1. What is the distribution of the different levels:

In [3]:
%sql SELECT level, COUNT(*) AS level_count FROM songplays GROUP BY level;

 * postgresql://student:***@127.0.0.1/sparkifydb
2 rows affected.


level,level_count
free,1229
paid,5591


2. What is the distribution of the different levels devided by gender:

In [4]:
%sql SELECT s.level, u.gender, COUNT(*) AS level_count FROM songplays AS s JOIN users AS u ON u.user_id = s.user_id GROUP BY u.gender, s.level;

 * postgresql://student:***@127.0.0.1/sparkifydb
4 rows affected.


level,gender,level_count
free,M,636
free,F,593
paid,M,1297
paid,F,4294


3. The 5 most popular locations:

In [5]:
%sql SELECT location, COUNT(location) AS location_count FROM songplays GROUP BY location ORDER BY location_count DESC LIMIT 5

 * postgresql://student:***@127.0.0.1/sparkifydb
5 rows affected.


location,location_count
"San Francisco-Oakland-Hayward, CA",691
"Portland-South Portland, ME",665
"Lansing-East Lansing, MI",557
"Chicago-Naperville-Elgin, IL-IN-WI",475
"Atlanta-Sandy Springs-Roswell, GA",456


4. The 5 most used user agents:

In [6]:
%sql SELECT user_agent, COUNT(user_agent) AS user_agent_count FROM songplays GROUP BY user_agent ORDER BY user_agent_count DESC LIMIT 5

 * postgresql://student:***@127.0.0.1/sparkifydb
5 rows affected.


user_agent,user_agent_count
"""Mozilla/5.0 (Macintosh; Intel Mac OS X 10_9_4) AppleWebKit/537.36 (KHTML, like Gecko) Chrome/36.0.1985.143 Safari/537.36""",971
"""Mozilla/5.0 (Macintosh; Intel Mac OS X 10_9_4) AppleWebKit/537.78.2 (KHTML, like Gecko) Version/7.0.6 Safari/537.78.2""",708
Mozilla/5.0 (Windows NT 5.1; rv:31.0) Gecko/20100101 Firefox/31.0,696
"""Mozilla/5.0 (X11; Linux x86_64) AppleWebKit/537.36 (KHTML, like Gecko) Ubuntu Chromium/36.0.1985.125 Chrome/36.0.1985.125 Safari/537.36""",577
"""Mozilla/5.0 (X11; Linux x86_64) AppleWebKit/537.36 (KHTML, like Gecko) Chrome/37.0.2062.94 Safari/537.36""",573


---
Test if the songplays table is populated correctly (should return one row)

In [7]:
%sql SELECT * FROM songplays where song_id is NOT NULL and artist_id is NOT NULL LIMIT 5;

 * postgresql://student:***@127.0.0.1/sparkifydb
1 rows affected.


songplay_id,start_time,user_id,level,song_id,artist_id,session_id,location,user_agent
4108,2018-11-21 21:56:47.796000,15,paid,SOZCTXZ12AB0182364,AR5KOSW1187FB35FF4,818,"Chicago-Naperville-Elgin, IL-IN-WI","""Mozilla/5.0 (X11; Linux x86_64) AppleWebKit/537.36 (KHTML, like Gecko) Ubuntu Chromium/36.0.1985.125 Chrome/36.0.1985.125 Safari/537.36"""

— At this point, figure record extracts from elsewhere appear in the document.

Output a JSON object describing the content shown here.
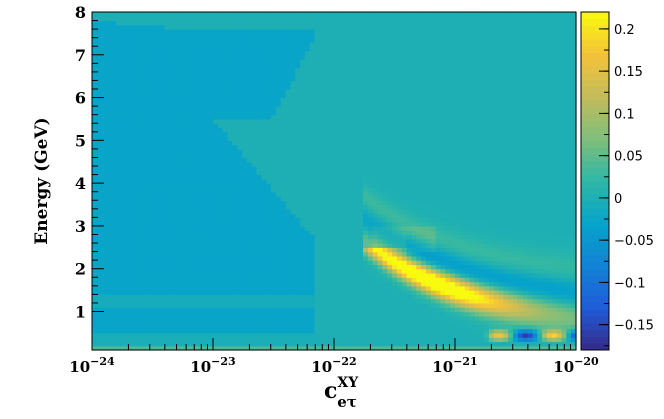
{
  "chart_data": {
    "type": "heatmap",
    "title": "",
    "xlabel": "c",
    "xlabel_sup": "XY",
    "xlabel_sub": "eτ",
    "ylabel": "Energy (GeV)",
    "x_scale": "log",
    "xlim": [
      1e-24,
      1e-20
    ],
    "ylim": [
      0.1,
      8.0
    ],
    "zlim": [
      -0.18,
      0.22
    ],
    "x_ticks": [
      {
        "value": 1e-24,
        "base": "10",
        "exp": "−24"
      },
      {
        "value": 1e-23,
        "base": "10",
        "exp": "−23"
      },
      {
        "value": 1e-22,
        "base": "10",
        "exp": "−22"
      },
      {
        "value": 1e-21,
        "base": "10",
        "exp": "−21"
      },
      {
        "value": 1e-20,
        "base": "10",
        "exp": "−20"
      }
    ],
    "y_ticks": [
      {
        "value": 1,
        "label": "1"
      },
      {
        "value": 2,
        "label": "2"
      },
      {
        "value": 3,
        "label": "3"
      },
      {
        "value": 4,
        "label": "4"
      },
      {
        "value": 5,
        "label": "5"
      },
      {
        "value": 6,
        "label": "6"
      },
      {
        "value": 7,
        "label": "7"
      },
      {
        "value": 8,
        "label": "8"
      }
    ],
    "z_ticks": [
      {
        "value": 0.2,
        "label": "0.2"
      },
      {
        "value": 0.15,
        "label": "0.15"
      },
      {
        "value": 0.1,
        "label": "0.1"
      },
      {
        "value": 0.05,
        "label": "0.05"
      },
      {
        "value": 0,
        "label": "0"
      },
      {
        "value": -0.05,
        "label": "−0.05"
      },
      {
        "value": -0.1,
        "label": "−0.1"
      },
      {
        "value": -0.15,
        "label": "−0.15"
      }
    ],
    "colormap": [
      "#352a87",
      "#1f5cd8",
      "#1282d4",
      "#06a4ca",
      "#2eb7a6",
      "#7fbf7b",
      "#c3bc5b",
      "#f5c23a",
      "#f9fb0e"
    ],
    "grid": {
      "log10_x_min": -24,
      "log10_x_max": -20,
      "nx": 100,
      "y_min": 0.1,
      "y_max": 8.0,
      "ny": 79
    },
    "description_of_values": "difference map; background ~0, blue depletion region at low c and E below ~7.8 GeV, yellow/blue oscillation bands for c > 2e-22 at E < 2 GeV"
  }
}
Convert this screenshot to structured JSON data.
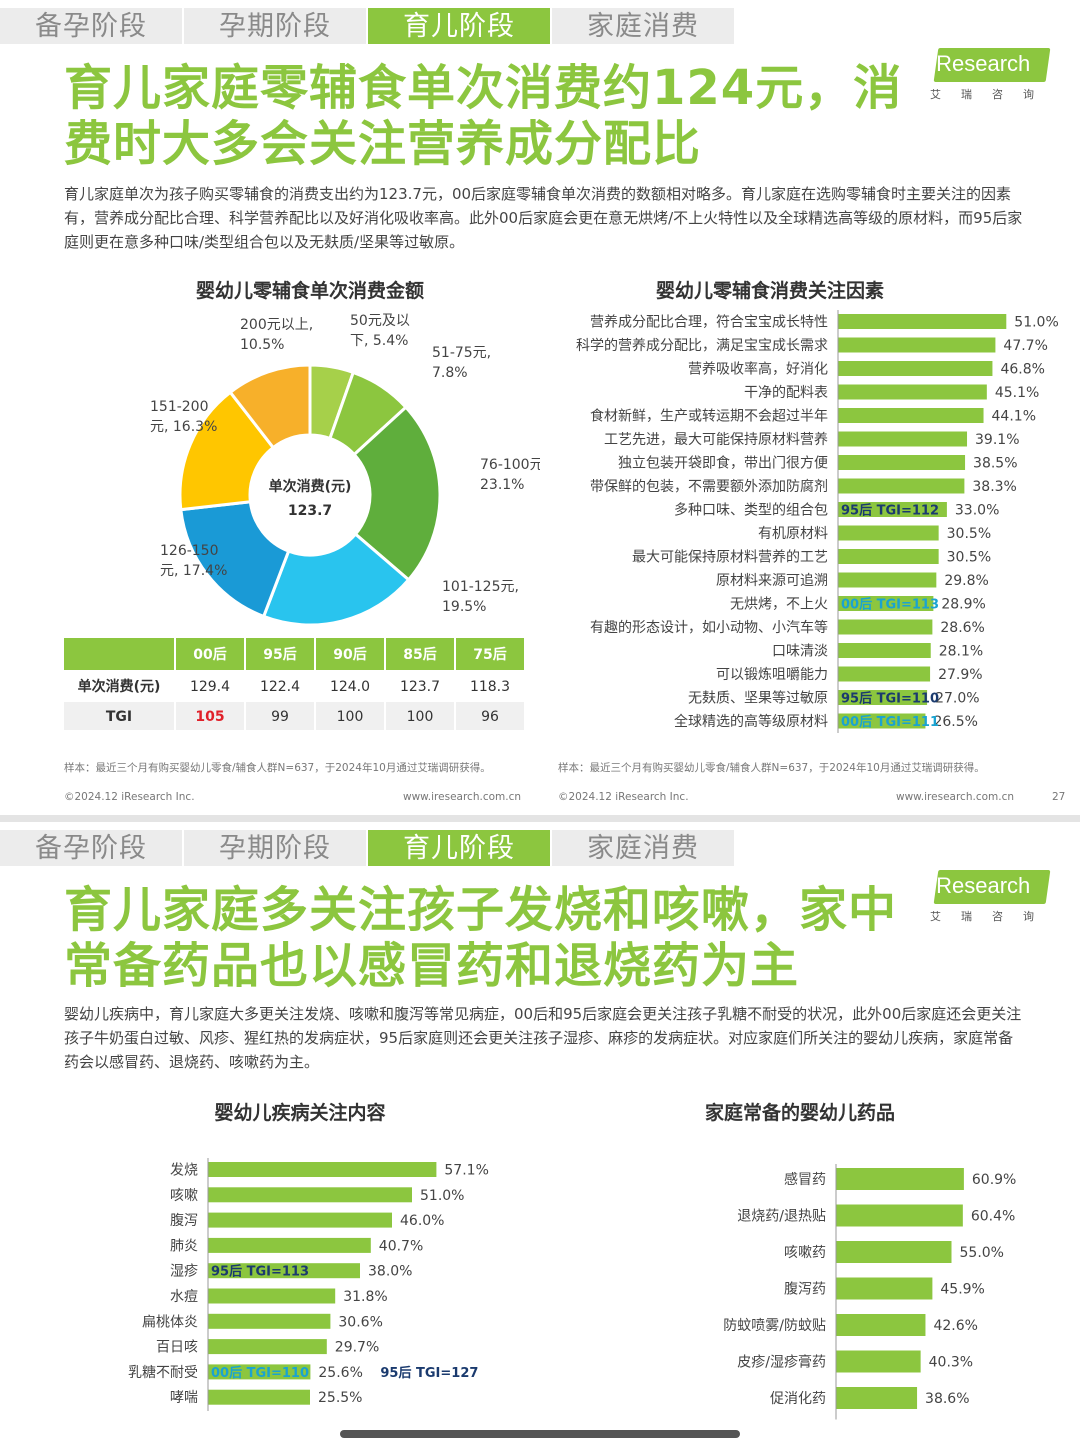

## REMEMBER: Restart this notebook to close connection to `sparkifydb`
Each time you run the cells above, remember to restart this notebook to close the connection to your database. Otherwise, you won't be able to run your code in `create_tables.py`, `etl.py`, or `etl.ipynb` files since you can't make multiple connections to the same database (in this case, sparkifydb).